Tutti anelli di una stessa catena
Ma gli sfruttati, nella Piana di Gioia Tauro non sono solo i lavoratori stagionali. I portuali sono a rischio da tempo. «Non bisogna cadere nella trappola della guerra tra ultimi», sostiene Domenico Macrì del Coordinamento portuali Sul (Sindacato unitario dei lavoratori), nonché cassintegrato del Porto di Gioia Tauro. Il Porto, ovvero il più grande terminal per transhipment del Mar Mediterraneo, è gestito dalla Medcenter container terminal (Mct), del gruppo Contship Italia. Traffici in calo ed esuberi a gogò con la società che dichiara una perdita finanziaria di circa un milione di euro al mese. «Dal 2009 ad oggi i licenziamenti hanno colpito circa il 50 per cento dei lavoratori del Porto. In particolare quelli dell’indotto, come Sorgenia e Rfi», dice Domenico Macrì. «Qui, il Porto è come la Fiat a Torino, se perdono il lavoro 1600 persone è una catastrofe per tutto il territorio». Sono circa 1.500 i lavoratori impiegati senza alcuna prospettiva futura.
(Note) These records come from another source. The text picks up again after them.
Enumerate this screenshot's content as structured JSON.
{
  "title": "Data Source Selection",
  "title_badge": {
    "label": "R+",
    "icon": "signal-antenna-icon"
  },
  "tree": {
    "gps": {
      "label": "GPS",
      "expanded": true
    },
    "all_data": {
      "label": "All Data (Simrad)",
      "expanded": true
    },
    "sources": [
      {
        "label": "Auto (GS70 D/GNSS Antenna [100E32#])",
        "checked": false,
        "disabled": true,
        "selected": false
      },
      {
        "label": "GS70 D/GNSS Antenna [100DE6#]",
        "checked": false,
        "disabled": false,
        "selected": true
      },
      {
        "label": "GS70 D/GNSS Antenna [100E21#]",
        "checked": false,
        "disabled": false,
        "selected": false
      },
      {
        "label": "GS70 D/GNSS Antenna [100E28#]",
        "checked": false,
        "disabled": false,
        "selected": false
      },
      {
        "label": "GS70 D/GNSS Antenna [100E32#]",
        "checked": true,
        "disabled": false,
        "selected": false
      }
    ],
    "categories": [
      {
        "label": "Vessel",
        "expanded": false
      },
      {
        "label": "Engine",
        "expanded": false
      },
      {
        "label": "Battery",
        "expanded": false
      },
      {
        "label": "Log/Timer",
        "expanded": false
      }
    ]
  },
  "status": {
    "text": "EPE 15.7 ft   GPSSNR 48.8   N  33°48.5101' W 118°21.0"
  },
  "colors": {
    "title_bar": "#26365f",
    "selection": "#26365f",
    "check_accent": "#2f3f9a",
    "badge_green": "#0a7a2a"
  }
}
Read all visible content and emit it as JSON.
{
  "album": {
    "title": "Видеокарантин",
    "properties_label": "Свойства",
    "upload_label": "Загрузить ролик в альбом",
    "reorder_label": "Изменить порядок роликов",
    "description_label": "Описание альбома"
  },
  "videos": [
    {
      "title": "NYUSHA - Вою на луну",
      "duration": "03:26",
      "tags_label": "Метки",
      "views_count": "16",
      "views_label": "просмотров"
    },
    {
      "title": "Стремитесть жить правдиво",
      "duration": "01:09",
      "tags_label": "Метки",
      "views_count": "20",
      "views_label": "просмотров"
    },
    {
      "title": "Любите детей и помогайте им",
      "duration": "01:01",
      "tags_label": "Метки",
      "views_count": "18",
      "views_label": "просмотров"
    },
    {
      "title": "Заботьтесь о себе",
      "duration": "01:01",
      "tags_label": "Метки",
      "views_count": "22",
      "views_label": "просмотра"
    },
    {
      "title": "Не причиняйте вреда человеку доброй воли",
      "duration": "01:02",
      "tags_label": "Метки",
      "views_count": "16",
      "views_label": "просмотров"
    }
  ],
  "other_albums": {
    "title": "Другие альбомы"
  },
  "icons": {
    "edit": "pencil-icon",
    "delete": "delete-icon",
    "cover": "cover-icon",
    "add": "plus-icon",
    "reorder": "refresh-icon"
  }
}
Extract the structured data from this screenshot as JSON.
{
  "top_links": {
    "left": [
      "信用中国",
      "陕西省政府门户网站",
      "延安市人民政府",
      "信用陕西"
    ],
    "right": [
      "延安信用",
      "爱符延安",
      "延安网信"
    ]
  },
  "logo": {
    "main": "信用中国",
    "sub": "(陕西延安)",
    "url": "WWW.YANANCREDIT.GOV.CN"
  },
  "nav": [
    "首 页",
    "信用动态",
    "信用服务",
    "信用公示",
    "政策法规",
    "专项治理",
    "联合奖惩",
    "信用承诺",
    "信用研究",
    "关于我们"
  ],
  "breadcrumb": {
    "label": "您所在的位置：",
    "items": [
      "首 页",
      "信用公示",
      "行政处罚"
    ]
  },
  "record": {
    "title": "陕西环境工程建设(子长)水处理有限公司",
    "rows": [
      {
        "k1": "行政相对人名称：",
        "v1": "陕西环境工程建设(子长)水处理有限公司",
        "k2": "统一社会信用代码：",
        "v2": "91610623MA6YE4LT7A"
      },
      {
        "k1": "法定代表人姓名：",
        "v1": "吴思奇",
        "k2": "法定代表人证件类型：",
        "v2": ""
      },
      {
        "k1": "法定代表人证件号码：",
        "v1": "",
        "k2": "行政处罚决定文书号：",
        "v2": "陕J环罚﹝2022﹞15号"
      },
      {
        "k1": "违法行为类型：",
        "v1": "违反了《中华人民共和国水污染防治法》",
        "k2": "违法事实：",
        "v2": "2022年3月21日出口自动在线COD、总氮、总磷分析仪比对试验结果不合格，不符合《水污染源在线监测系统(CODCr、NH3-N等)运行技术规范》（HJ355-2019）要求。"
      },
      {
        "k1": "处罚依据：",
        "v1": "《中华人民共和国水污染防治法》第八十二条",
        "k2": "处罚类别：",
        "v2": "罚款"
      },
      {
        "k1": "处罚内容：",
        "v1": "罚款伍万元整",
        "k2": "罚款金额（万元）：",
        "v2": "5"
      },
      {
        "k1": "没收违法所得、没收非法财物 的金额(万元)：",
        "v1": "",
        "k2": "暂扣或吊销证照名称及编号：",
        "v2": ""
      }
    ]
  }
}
Dalle dichiarazioni della Mct e dagli incontri avvenuti con il ministero dei Trasporti e la Regione Calabria l’unica certezza emersa è l’assenza di prospettive di sviluppo almeno fino al 2015. «Fino a luglio 2012 siamo coperti da una tranche di cassa integrazione straordinaria, ma se non c’è un aumento dei volumi, anche piccolo, non può essere rinnovata e questo vuol dire la possibilità di passare in mobilità. L’azienda ha presentato un piano di risanamento aziendale che non prevede investimenti, ma tagli sul personale e sui mezzi. Quindi andiamo dritti verso la mobilità», sostiene Macrì. Del resto la concessione cinquantennale di Mct, prevede un minimo di 600 lavoratori, per la sopravvivenza dei contributi, perciò un’ulteriore riduzione del personale non comprometterebbe la stessa esistenza del Porto. Per Macrì è necessario «superare il monopolio di Mct sulla banchina, questa è la sola strada per invertire la rotta e superare una crisi dei volumi sempre più nera». «La crisi che colpisce il settore agricolo affonda le sue radici nelle stesse logiche di potere che creano la crisi al porto di Gioia Tauro. Non si può più accettare un sistema governato dalle lobby del Nord che, con il benestare della ’ndrangheta, decidono il destino del nostro territorio. Il 7 gennaio saremo al fianco
dei braccianti africani, lavoratori come noi, per difendere insieme la nostra terra».